247 - El ministro de la Secretaría de Gobierno, Ricardo Berzoini, afirmó hoy (28) que los impuestos siempre son “desagradables” para la población, pero que las autoridades públicas a menudo necesitan “convencer” a la gente de que el conjunto de servicios prestados tiene que financiarse “de alguna manera”.

En una entrevista con TV NBR, un canal del gobierno federal, el ministro dijo que el gobierno está de acuerdo con la propuesta de alcaldes y gobernadores de aumentar la tasa de la nueva Contribución Provisional sobre Transacciones Financieras (CPMF) al 0,38%, para compartirla con los estados y municipios, y distribuir los recursos para financiar, además de la Seguridad Social, la salud y la asistencia social.

La propuesta de enmienda constitucional que recrea un impuesto similar al antiguo CPMF (Contribución Provisional sobre Transacciones Financieras) fue enviada al Congreso Nacional el mes pasado con una tasa del 0,20%, destinada a financiar la Seguridad Social. En los últimos días, el gobierno ha mantenido conversaciones con organizaciones municipales para tratar el asunto.

Según el ministro, la intención del gobierno es contribuir a las finanzas de los estados y municipios a través de un CPMF (un impuesto sobre las transacciones financieras) "distribuido entre los tres niveles de la federación". La semana pasada, ya había admitido la posibilidad de financiar a las demás entidades.

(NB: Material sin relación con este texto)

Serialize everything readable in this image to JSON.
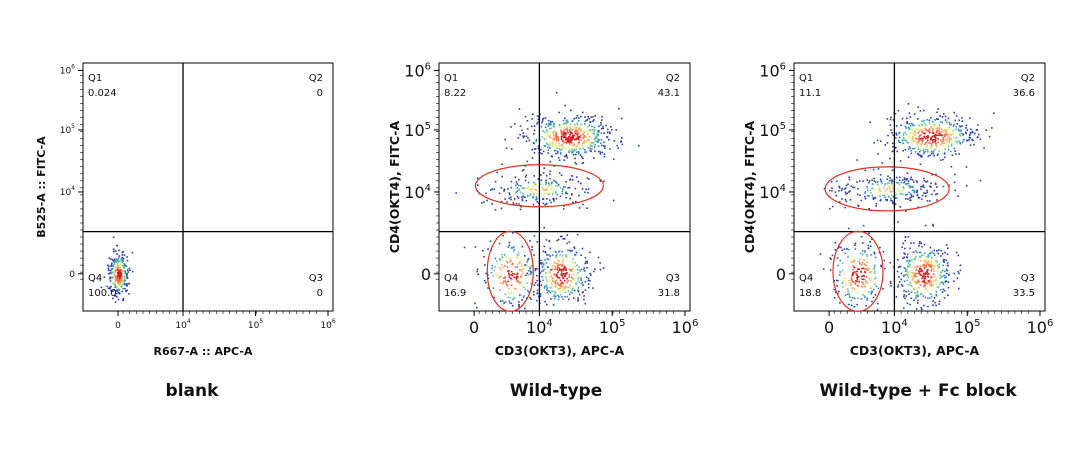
{
  "accent": {
    "gate": "#e0301e",
    "frame": "#000000"
  },
  "chart_data": [
    {
      "type": "scatter",
      "caption": "blank",
      "xlabel": "R667-A :: APC-A",
      "ylabel": "B525-A :: FITC-A",
      "x_ticks": [
        "0",
        "10^4",
        "10^5",
        "10^6"
      ],
      "y_ticks": [
        "0",
        "10^4",
        "10^5",
        "10^6"
      ],
      "quadrant_divider": {
        "x": "10^4",
        "y": "10^3.5"
      },
      "quadrants": [
        {
          "name": "Q1",
          "value": "0.024"
        },
        {
          "name": "Q2",
          "value": "0"
        },
        {
          "name": "Q3",
          "value": "0"
        },
        {
          "name": "Q4",
          "value": "100.0"
        }
      ],
      "populations": [
        {
          "x": 0,
          "y": 0,
          "count": 900
        }
      ],
      "gates": []
    },
    {
      "type": "scatter",
      "caption": "Wild-type",
      "xlabel": "CD3(OKT3), APC-A",
      "ylabel": "CD4(OKT4), FITC-A",
      "x_ticks": [
        "0",
        "10^4",
        "10^5",
        "10^6"
      ],
      "y_ticks": [
        "0",
        "10^4",
        "10^5",
        "10^6"
      ],
      "quadrant_divider": {
        "x": "10^4",
        "y": "10^3.5"
      },
      "quadrants": [
        {
          "name": "Q1",
          "value": "8.22"
        },
        {
          "name": "Q2",
          "value": "43.1"
        },
        {
          "name": "Q3",
          "value": "31.8"
        },
        {
          "name": "Q4",
          "value": "16.9"
        }
      ],
      "populations": [
        {
          "x": "10^4.4",
          "y": "10^4.9",
          "count": 1600
        },
        {
          "x": "10^4.0",
          "y": "10^4.05",
          "count": 700
        },
        {
          "x": "10^4.3",
          "y": "0",
          "count": 1100
        },
        {
          "x": "10^3.6",
          "y": "0",
          "count": 650
        }
      ],
      "gates": [
        {
          "shape": "ellipse",
          "x": "10^4.0",
          "y": "10^4.1"
        },
        {
          "shape": "ellipse",
          "x": "10^3.6",
          "y": "0"
        }
      ]
    },
    {
      "type": "scatter",
      "caption": "Wild-type + Fc block",
      "xlabel": "CD3(OKT3), APC-A",
      "ylabel": "CD4(OKT4), FITC-A",
      "x_ticks": [
        "0",
        "10^4",
        "10^5",
        "10^6"
      ],
      "y_ticks": [
        "0",
        "10^4",
        "10^5",
        "10^6"
      ],
      "quadrant_divider": {
        "x": "10^4",
        "y": "10^3.5"
      },
      "quadrants": [
        {
          "name": "Q1",
          "value": "11.1"
        },
        {
          "name": "Q2",
          "value": "36.6"
        },
        {
          "name": "Q3",
          "value": "33.5"
        },
        {
          "name": "Q4",
          "value": "18.8"
        }
      ],
      "populations": [
        {
          "x": "10^4.5",
          "y": "10^4.9",
          "count": 1400
        },
        {
          "x": "10^3.9",
          "y": "10^4.05",
          "count": 800
        },
        {
          "x": "10^4.4",
          "y": "0",
          "count": 1200
        },
        {
          "x": "10^3.5",
          "y": "0",
          "count": 700
        }
      ],
      "gates": [
        {
          "shape": "ellipse",
          "x": "10^3.9",
          "y": "10^4.05"
        },
        {
          "shape": "ellipse",
          "x": "10^3.5",
          "y": "0"
        }
      ]
    }
  ]
}
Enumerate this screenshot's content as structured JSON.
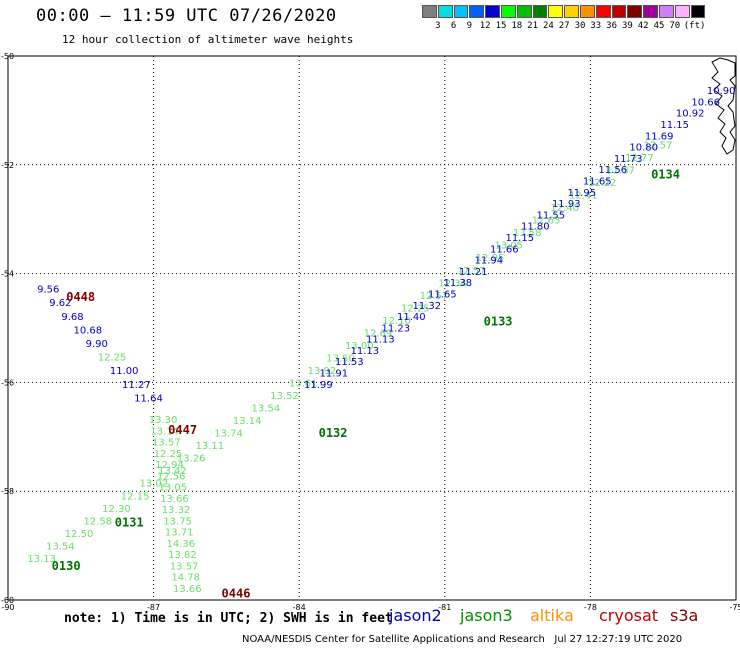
{
  "header": {
    "title": "00:00 – 11:59 UTC 07/26/2020",
    "subtitle": "12 hour collection of altimeter wave heights"
  },
  "colorbar": {
    "unit_label": "(ft)",
    "entries": [
      {
        "label": "",
        "color": "#808080"
      },
      {
        "label": "3",
        "color": "#00e0e0"
      },
      {
        "label": "6",
        "color": "#00c0ff"
      },
      {
        "label": "9",
        "color": "#0060ff"
      },
      {
        "label": "12",
        "color": "#0000d0"
      },
      {
        "label": "15",
        "color": "#00ff00"
      },
      {
        "label": "18",
        "color": "#00c000"
      },
      {
        "label": "21",
        "color": "#008000"
      },
      {
        "label": "24",
        "color": "#ffff00"
      },
      {
        "label": "27",
        "color": "#ffd000"
      },
      {
        "label": "30",
        "color": "#ff9000"
      },
      {
        "label": "33",
        "color": "#ff0000"
      },
      {
        "label": "36",
        "color": "#c00000"
      },
      {
        "label": "39",
        "color": "#800000"
      },
      {
        "label": "42",
        "color": "#a000a0"
      },
      {
        "label": "45",
        "color": "#d080ff"
      },
      {
        "label": "70",
        "color": "#ffb0ff"
      },
      {
        "label": "",
        "color": "#000000"
      }
    ]
  },
  "map": {
    "lat_ticks": [
      "-50",
      "-52",
      "-54",
      "-56",
      "-58",
      "-60"
    ],
    "lon_ticks": [
      "-90",
      "-87",
      "-84",
      "-81",
      "-78",
      "-75"
    ],
    "lat_range": [
      -60,
      -50
    ],
    "lon_range": [
      -90,
      -75
    ],
    "colors": {
      "jason2": "#0000c8",
      "jason3": "#66e066",
      "time_j3": "#007000",
      "time_c": "#800000"
    },
    "passes": [
      {
        "sat": "jason2",
        "labels": [
          "9.56",
          "9.62",
          "9.68",
          "10.68",
          "9.90",
          "12.25",
          "11.00",
          "11.27",
          "11.64"
        ],
        "start": [
          -89.4,
          -54.35
        ],
        "end": [
          -87.4,
          -56.35
        ],
        "colors": [
          "jason2",
          "jason2",
          "jason2",
          "jason2",
          "jason2",
          "jason3",
          "jason2",
          "jason2",
          "jason2"
        ]
      },
      {
        "sat": "cryosat",
        "labels": [
          "13.30",
          "13.14",
          "13.57",
          "12.25",
          "12.94",
          "12.56",
          "13.05",
          "13.66",
          "13.32",
          "13.75",
          "13.71",
          "14.36",
          "13.82",
          "13.57",
          "14.78",
          "13.66"
        ],
        "start": [
          -87.1,
          -56.75
        ],
        "end": [
          -86.6,
          -59.85
        ],
        "colors": [
          "jason3",
          "jason3",
          "jason3",
          "jason3",
          "jason3",
          "jason3",
          "jason3",
          "jason3",
          "jason3",
          "jason3",
          "jason3",
          "jason3",
          "jason3",
          "jason3",
          "jason3",
          "jason3"
        ]
      },
      {
        "sat": "jason3",
        "labels": [
          "13.13",
          "13.54",
          "12.50",
          "12.58",
          "12.30",
          "12.15",
          "13.02",
          "13.42",
          "13.26",
          "13.11",
          "13.74",
          "13.14",
          "13.54",
          "13.52",
          "13.61",
          "13.92",
          "13.50",
          "13.00",
          "12.69",
          "12.10",
          "12.25",
          "12.57",
          "12.34",
          "12.57",
          "12.95",
          "13.05",
          "13.58",
          "12.63",
          "12.40",
          "12.41",
          "12.22",
          "12.37",
          "12.77",
          "12.57"
        ],
        "start": [
          -89.6,
          -59.3
        ],
        "end": [
          -76.9,
          -51.7
        ],
        "colors": [
          "jason3",
          "jason3",
          "jason3",
          "jason3",
          "jason3",
          "jason3",
          "jason3",
          "jason3",
          "jason3",
          "jason3",
          "jason3",
          "jason3",
          "jason3",
          "jason3",
          "jason3",
          "jason3",
          "jason3",
          "jason3",
          "jason3",
          "jason3",
          "jason3",
          "jason3",
          "jason3",
          "jason3",
          "jason3",
          "jason3",
          "jason3",
          "jason3",
          "jason3",
          "jason3",
          "jason3",
          "jason3",
          "jason3",
          "jason3"
        ]
      },
      {
        "sat": "jason2",
        "labels": [
          "11.99",
          "11.91",
          "11.53",
          "11.13",
          "11.13",
          "11.23",
          "11.40",
          "11.32",
          "11.65",
          "11.38",
          "11.21",
          "11.94",
          "11.66",
          "11.15",
          "11.80",
          "11.55",
          "11.93",
          "11.95",
          "11.65",
          "11.56",
          "11.73",
          "10.80",
          "11.69",
          "11.15",
          "10.92",
          "10.66",
          "10.90"
        ],
        "start": [
          -83.9,
          -56.1
        ],
        "end": [
          -75.6,
          -50.7
        ],
        "colors": [
          "jason2",
          "jason2",
          "jason2",
          "jason2",
          "jason2",
          "jason2",
          "jason2",
          "jason2",
          "jason2",
          "jason2",
          "jason2",
          "jason2",
          "jason2",
          "jason2",
          "jason2",
          "jason2",
          "jason2",
          "jason2",
          "jason2",
          "jason2",
          "jason2",
          "jason2",
          "jason2",
          "jason2",
          "jason2",
          "jason2",
          "jason2"
        ]
      }
    ],
    "time_labels": [
      {
        "text": "0448",
        "lon": -88.8,
        "lat": -54.5,
        "color": "time_c"
      },
      {
        "text": "0447",
        "lon": -86.7,
        "lat": -56.95,
        "color": "time_c"
      },
      {
        "text": "0446",
        "lon": -85.6,
        "lat": -59.95,
        "color": "time_c"
      },
      {
        "text": "0134",
        "lon": -76.75,
        "lat": -52.25,
        "color": "time_j3"
      },
      {
        "text": "0133",
        "lon": -80.2,
        "lat": -54.95,
        "color": "time_j3"
      },
      {
        "text": "0132",
        "lon": -83.6,
        "lat": -57.0,
        "color": "time_j3"
      },
      {
        "text": "0131",
        "lon": -87.8,
        "lat": -58.65,
        "color": "time_j3"
      },
      {
        "text": "0130",
        "lon": -89.1,
        "lat": -59.45,
        "color": "time_j3"
      }
    ]
  },
  "note": "note: 1) Time is in UTC; 2) SWH is in feet",
  "satellites": [
    {
      "name": "jason2",
      "color": "#0000c8"
    },
    {
      "name": "jason3",
      "color": "#009000"
    },
    {
      "name": "altika",
      "color": "#ff9000"
    },
    {
      "name": "cryosat",
      "color": "#c00000"
    },
    {
      "name": "s3a",
      "color": "#800000"
    }
  ],
  "footer": "NOAA/NESDIS Center for Satellite Applications and Research   Jul 27 12:27:19 UTC 2020"
}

“Lo que proponemos es que se restablezca esta propuesta, que hemos recogido de alcaldes y gobernadores, que la tasa sea del 0,38%, que el 0,09% se destine al presupuesto estatal y el 0,09% al presupuesto municipal, de modo que tengamos beneficios para los presupuestos de Seguridad Social, salud y asistencia social de la Unión, los estados y los municipios”, dijo Berzoini.

Durante la entrevista, el ministro reconoció que el sistema tributario del país no es el más justo, pero que el gobierno ha estado trabajando para lograr una mayor equidad fiscal. «En Brasil tenemos un sistema tributario que, en mi opinión, no es el más justo del mundo. No es muy progresivo y grava más a los pobres que a los ricos», afirmó.

Berzoini también afirmó que los impuestos son "siempre impopulares" y que los empresarios y trabajadores siempre rechazan cualquier idea de aumento. "Muchas veces tenemos que convencer a la población de que la gama de servicios que prestan los estados, los municipios y el gobierno federal debe financiarse de alguna manera".

Acusación

El ministro calificó las propuestas de destitución presentadas en la Cámara de Diputados como un "intento de golpe de Estado" y afirmó que el gobierno debe combatir estos movimientos demostrando que la presidenta Dilma Rousseff es "una persona honesta, íntegra y comprometida con el futuro del país".

"La destitución es una cláusula prevista en la Constitución y no es, en sí misma, antidemocrática. Pero, la forma en que se está manejando en Brasil me parece que roza el intento de golpe de Estado, porque no se identifica ningún hecho que justifique la destitución", afirmó.

“Lo que tenemos aquí es un deseo de sectores de la oposición de promover un cambio de gobierno, [sectores] que perdieron las elecciones recientemente, que están creando todo tipo de inferencias para tratar de justificar una solicitud de destitución débil”, agregó el ministro.